Extreme Learning Machine Optimization based on Hippopotamus Optimization Algorithm for Gear Fault DiagnosisAmirulaminnur, R.; Firdaus Isham, M.; Harith, M. K.; Saufi, M. S. R.; Saad, W. A. A.; Hasan, M. D. A.; Talib, M. H. A.
doi: 10.1088/1742-6596/2933/1/012019pmid: N/A
It is crucial to ensure the dependability, reliability, and sustainability of machines to optimize industrial productivity and efficiency. Any malfunction or breakdown of machine components or mechanical equipment may result in unexpected downtime and financial losses.
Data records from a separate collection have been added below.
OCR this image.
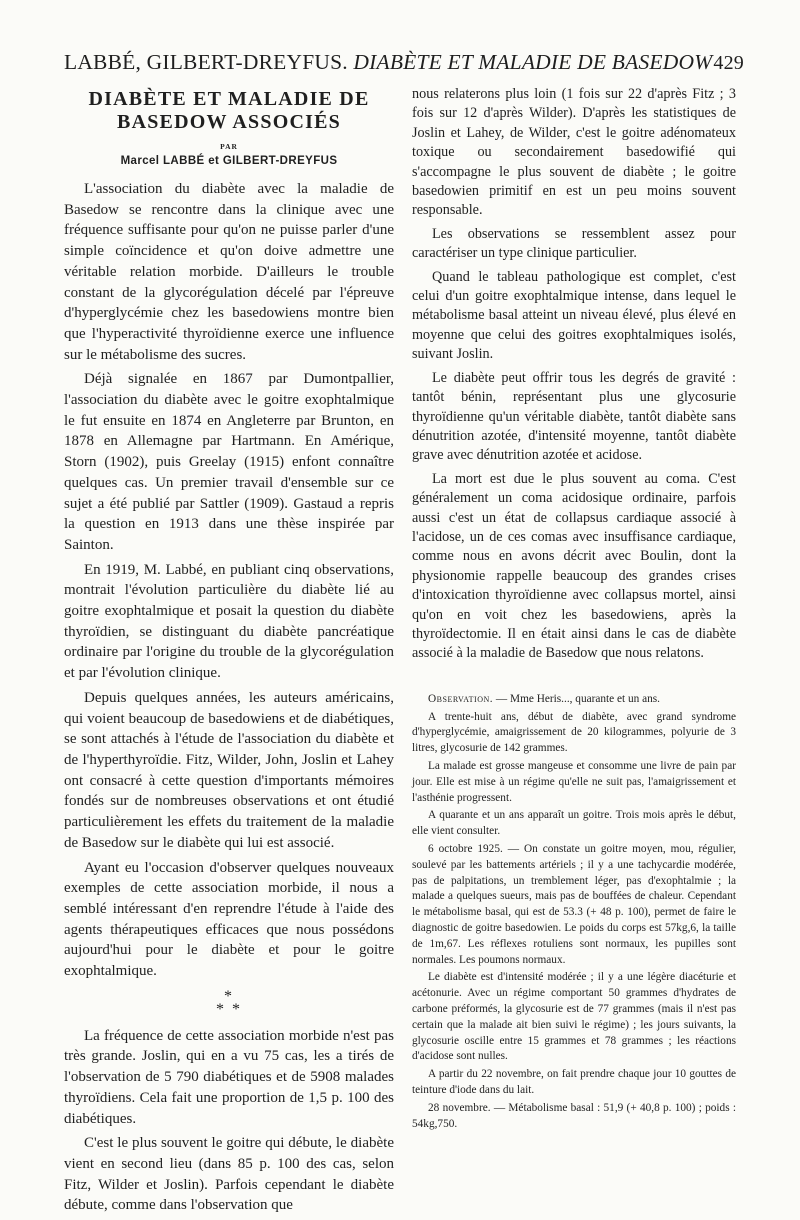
LABBÉ, GILBERT-DREYFUS. DIABÈTE ET MALADIE DE BASEDOW 429
DIABÈTE ET MALADIE DE
BASEDOW ASSOCIÉS
PAR
Marcel LABBÉ et GILBERT-DREYFUS

L'association du diabète avec la maladie de Basedow se rencontre dans la clinique avec une fréquence suffisante pour qu'on ne puisse parler d'une simple coïncidence et qu'on doive admettre une véritable relation morbide. D'ailleurs le trouble constant de la glycorégulation décelé par l'épreuve d'hyperglycémie chez les basedowiens montre bien que l'hyperactivité thyroïdienne exerce une influence sur le métabolisme des sucres.

Déjà signalée en 1867 par Dumontpallier, l'association du diabète avec le goitre exophtalmique le fut ensuite en 1874 en Angleterre par Brunton, en 1878 en Allemagne par Hartmann. En Amérique, Storn (1902), puis Greelay (1915) enfont connaître quelques cas. Un premier travail d'ensemble sur ce sujet a été publié par Sattler (1909). Gastaud a repris la question en 1913 dans une thèse inspirée par Sainton.

En 1919, M. Labbé, en publiant cinq observations, montrait l'évolution particulière du diabète lié au goitre exophtalmique et posait la question du diabète thyroïdien, se distinguant du diabète pancréatique ordinaire par l'origine du trouble de la glycorégulation et par l'évolution clinique.

Depuis quelques années, les auteurs américains, qui voient beaucoup de basedowiens et de diabétiques, se sont attachés à l'étude de l'association du diabète et de l'hyperthyroïdie. Fitz, Wilder, John, Joslin et Lahey ont consacré à cette question d'importants mémoires fondés sur de nombreuses observations et ont étudié particulièrement les effets du traitement de la maladie de Basedow sur le diabète qui lui est associé.

Ayant eu l'occasion d'observer quelques nouveaux exemples de cette association morbide, il nous a semblé intéressant d'en reprendre l'étude à l'aide des agents thérapeutiques efficaces que nous possédons aujourd'hui pour le diabète et pour le goitre exophtalmique.

*
* *

La fréquence de cette association morbide n'est pas très grande. Joslin, qui en a vu 75 cas, les a tirés de l'observation de 5 790 diabétiques et de 5908 malades thyroïdiens. Cela fait une proportion de 1,5 p. 100 des diabétiques.

C'est le plus souvent le goitre qui débute, le diabète vient en second lieu (dans 85 p. 100 des cas, selon Fitz, Wilder et Joslin). Parfois cependant le diabète débute, comme dans l'observation que

nous relaterons plus loin (1 fois sur 22 d'après Fitz ; 3 fois sur 12 d'après Wilder). D'après les statistiques de Joslin et Lahey, de Wilder, c'est le goitre adénomateux toxique ou secondairement basedowifié qui s'accompagne le plus souvent de diabète ; le goitre basedowien primitif en est un peu moins souvent responsable.

Les observations se ressemblent assez pour caractériser un type clinique particulier.

Quand le tableau pathologique est complet, c'est celui d'un goitre exophtalmique intense, dans lequel le métabolisme basal atteint un niveau élevé, plus élevé en moyenne que celui des goitres exophtalmiques isolés, suivant Joslin.

Le diabète peut offrir tous les degrés de gravité : tantôt bénin, représentant plus une glycosurie thyroïdienne qu'un véritable diabète, tantôt diabète sans dénutrition azotée, d'intensité moyenne, tantôt diabète grave avec dénutrition azotée et acidose.

La mort est due le plus souvent au coma. C'est généralement un coma acidosique ordinaire, parfois aussi c'est un état de collapsus cardiaque associé à l'acidose, un de ces comas avec insuffisance cardiaque, comme nous en avons décrit avec Boulin, dont la physionomie rappelle beaucoup des grandes crises d'intoxication thyroïdienne avec collapsus mortel, ainsi qu'on en voit chez les basedowiens, après la thyroïdectomie. Il en était ainsi dans le cas de diabète associé à la maladie de Basedow que nous relatons.

Observation. — Mme Heris..., quarante et un ans.

A trente-huit ans, début de diabète, avec grand syndrome d'hyperglycémie, amaigrissement de 20 kilogrammes, polyurie de 3 litres, glycosurie de 142 grammes.

La malade est grosse mangeuse et consomme une livre de pain par jour. Elle est mise à un régime qu'elle ne suit pas, l'amaigrissement et l'asthénie progressent.

A quarante et un ans apparaît un goitre. Trois mois après le début, elle vient consulter.

6 octobre 1925. — On constate un goitre moyen, mou, régulier, soulevé par les battements artériels ; il y a une tachycardie modérée, pas de palpitations, un tremblement léger, pas d'exophtalmie ; la malade a quelques sueurs, mais pas de bouffées de chaleur. Cependant le métabolisme basal, qui est de 53.3 (+ 48 p. 100), permet de faire le diagnostic de goitre basedowien. Le poids du corps est 57kg,6, la taille de 1m,67. Les réflexes rotuliens sont normaux, les pupilles sont normales. Les poumons normaux.

Le diabète est d'intensité modérée ; il y a une légère diacéturie et acétonurie. Avec un régime comportant 50 grammes d'hydrates de carbone préformés, la glycosurie est de 77 grammes (mais il n'est pas certain que la malade ait bien suivi le régime) ; les jours suivants, la glycosurie oscille entre 15 grammes et 78 grammes ; les réactions d'acidose sont nulles.

A partir du 22 novembre, on fait prendre chaque jour 10 gouttes de teinture d'iode dans du lait.

28 novembre. — Métabolisme basal : 51,9 (+ 40,8 p. 100) ; poids : 54kg,750.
This study presents a maintenance strategy for mechanical equipment, primarily focusing on a gear failure diagnosis approach using an extreme learning machine optimization based on the hippopotamus optimization algorithm (HO). The proposed method was evaluated using sets of gear vibration signals obtained from an online database, that included both healthy and malfunctioning data. The HO approach was employed to determine an optimal parameter for the ELM method, specifically the number of neurones, input weight, and bias range values. The findings indicate that the proposed approach enhances the classification efficacy of ELM by 12% compared to traditional ELM. The proposed strategy can be applied in any relevant industry to improve the sustainability and dependability of its plants.